Mariusz Czajka to znany aktor i prezenter. Występował m.in. w serialu Świat według Kiepskich i prowadził Maraton uśmiechu. W ostatnich latach pracował głównie w teatrze i dubbingu.
Kilka dni temu po długiej chorobie zmarła mama Mariusza. Pani Krystyna cierpiała na osteoporozę, chorobę Parkinsona, nadciśnienie i raka płuca.
Okazuje się, że Czajka nie ma za co pochować matki. Na jednej z internetowych stron zorganizował zbiórkę i prosi o wsparcie.
Aby pochować mamę, muszę mieć 12 tysięcy złotych. ZUS zwraca cztery tysiące, a osiem muszę dodać - informuje.
Aktor tłumaczy, że boryka się z poważnymi problemami finansowymi z powodu pandemii.

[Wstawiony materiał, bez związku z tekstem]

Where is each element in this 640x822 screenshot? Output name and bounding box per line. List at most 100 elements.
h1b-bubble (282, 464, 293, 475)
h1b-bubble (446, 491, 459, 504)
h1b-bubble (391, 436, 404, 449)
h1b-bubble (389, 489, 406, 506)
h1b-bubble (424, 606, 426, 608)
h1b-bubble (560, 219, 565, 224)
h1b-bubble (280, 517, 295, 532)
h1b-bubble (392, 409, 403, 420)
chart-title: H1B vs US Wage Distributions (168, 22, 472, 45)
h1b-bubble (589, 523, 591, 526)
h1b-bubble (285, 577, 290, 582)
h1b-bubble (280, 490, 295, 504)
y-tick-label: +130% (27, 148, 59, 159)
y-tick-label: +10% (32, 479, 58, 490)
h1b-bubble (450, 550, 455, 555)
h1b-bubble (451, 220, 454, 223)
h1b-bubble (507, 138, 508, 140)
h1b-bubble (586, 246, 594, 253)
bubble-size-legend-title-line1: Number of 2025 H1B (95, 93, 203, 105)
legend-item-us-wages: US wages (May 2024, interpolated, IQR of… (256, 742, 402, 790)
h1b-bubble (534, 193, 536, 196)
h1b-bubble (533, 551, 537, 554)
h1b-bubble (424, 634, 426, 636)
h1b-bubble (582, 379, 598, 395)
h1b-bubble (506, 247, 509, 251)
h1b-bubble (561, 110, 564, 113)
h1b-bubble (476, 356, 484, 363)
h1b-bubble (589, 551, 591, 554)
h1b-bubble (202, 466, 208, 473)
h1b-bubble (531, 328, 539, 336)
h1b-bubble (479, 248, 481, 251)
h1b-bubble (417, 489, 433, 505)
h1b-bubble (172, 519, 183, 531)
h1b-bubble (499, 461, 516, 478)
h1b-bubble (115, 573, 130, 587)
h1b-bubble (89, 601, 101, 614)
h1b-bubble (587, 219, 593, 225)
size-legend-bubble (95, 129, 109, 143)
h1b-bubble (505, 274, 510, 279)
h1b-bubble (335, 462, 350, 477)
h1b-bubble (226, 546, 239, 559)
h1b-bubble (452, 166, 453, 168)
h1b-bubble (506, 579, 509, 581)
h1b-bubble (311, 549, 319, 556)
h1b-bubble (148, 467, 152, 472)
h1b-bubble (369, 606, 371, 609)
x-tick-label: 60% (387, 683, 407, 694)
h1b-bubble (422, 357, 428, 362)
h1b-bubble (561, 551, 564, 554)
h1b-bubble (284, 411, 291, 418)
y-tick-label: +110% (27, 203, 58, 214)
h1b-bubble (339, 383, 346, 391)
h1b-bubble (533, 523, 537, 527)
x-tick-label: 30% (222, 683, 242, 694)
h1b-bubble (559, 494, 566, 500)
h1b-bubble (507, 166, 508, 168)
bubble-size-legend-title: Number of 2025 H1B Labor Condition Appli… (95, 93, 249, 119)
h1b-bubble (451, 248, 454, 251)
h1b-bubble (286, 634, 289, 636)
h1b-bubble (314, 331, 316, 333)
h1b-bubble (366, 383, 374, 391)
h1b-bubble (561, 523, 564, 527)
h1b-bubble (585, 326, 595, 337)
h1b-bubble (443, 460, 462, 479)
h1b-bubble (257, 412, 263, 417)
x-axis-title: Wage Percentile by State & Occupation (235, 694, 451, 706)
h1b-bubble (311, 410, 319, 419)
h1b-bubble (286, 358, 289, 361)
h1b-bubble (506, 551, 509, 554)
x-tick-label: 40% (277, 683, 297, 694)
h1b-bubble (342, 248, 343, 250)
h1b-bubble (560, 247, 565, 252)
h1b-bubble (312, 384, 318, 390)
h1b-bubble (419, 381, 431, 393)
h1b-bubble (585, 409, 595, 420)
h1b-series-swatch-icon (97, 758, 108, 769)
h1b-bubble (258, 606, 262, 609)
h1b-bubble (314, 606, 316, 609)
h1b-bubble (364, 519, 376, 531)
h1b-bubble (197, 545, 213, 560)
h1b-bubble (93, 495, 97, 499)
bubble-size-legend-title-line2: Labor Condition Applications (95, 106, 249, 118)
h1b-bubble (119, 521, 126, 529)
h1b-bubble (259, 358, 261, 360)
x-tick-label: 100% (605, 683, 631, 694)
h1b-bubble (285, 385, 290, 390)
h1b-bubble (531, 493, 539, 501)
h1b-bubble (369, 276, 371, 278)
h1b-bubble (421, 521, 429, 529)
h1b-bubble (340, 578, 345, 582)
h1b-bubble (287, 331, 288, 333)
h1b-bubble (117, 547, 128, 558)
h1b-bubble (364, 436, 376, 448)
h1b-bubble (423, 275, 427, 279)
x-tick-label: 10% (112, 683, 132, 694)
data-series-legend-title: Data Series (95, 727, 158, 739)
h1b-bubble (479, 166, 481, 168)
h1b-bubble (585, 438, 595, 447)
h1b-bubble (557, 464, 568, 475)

Jak powszechnie wiadomo, przez pandemię korona wirusa od marca 2020 do dziś teatry są zamknięte. Ja straciłem 138 przedstawień i praktycznie nie mam dochodów od dziesięciu miesięcy. Mama miała emeryturę nauczycielską 1600 złotych i nie miała oszczędności. Ja mam same długi i już nie mam skąd pożyczać.
Brakuje ośmiu tysięcy i zwracam się z uprzejmą prośbą o pomoc w pochowaniu mamy, bo nie mam za co. Od państwa dostałem 1800 złotych z Ministerstwa Kultury i Dziedzictwa Narodowego, dwa tysiące złotych z ZUS i to wszystko na te dziesięć miesięcy bezrobocia. Będąc w tragicznej sytuacji finansowej, bardzo proszę o pomoc - pisze na stronie zbiórki.
AKTUALIZACJA: Zauważyliśmy, że w ciągu godziny cel zbiórki wzrósł z 10 do 15 tysięcy złotych. Zbiórka, nawet powiększona, osiągnęła wyznaczony cel, a mimo to Mariusz nadal ją prowadzi.
Aktor zaktualizował opis i tłumaczy, że "nadwyżkę" przeznaczy na inne cele.
Jeśli zebrana kwota będzie większa, to będę mógł kupić Mamie i Tacie nową płytę nagrobną, a jeżeli jeszcze coś zostanie, to pozwoli mi to na start z nowym projektem aktorskim w sieci i może zacznę normalnie zarabiać - pisze Czajka.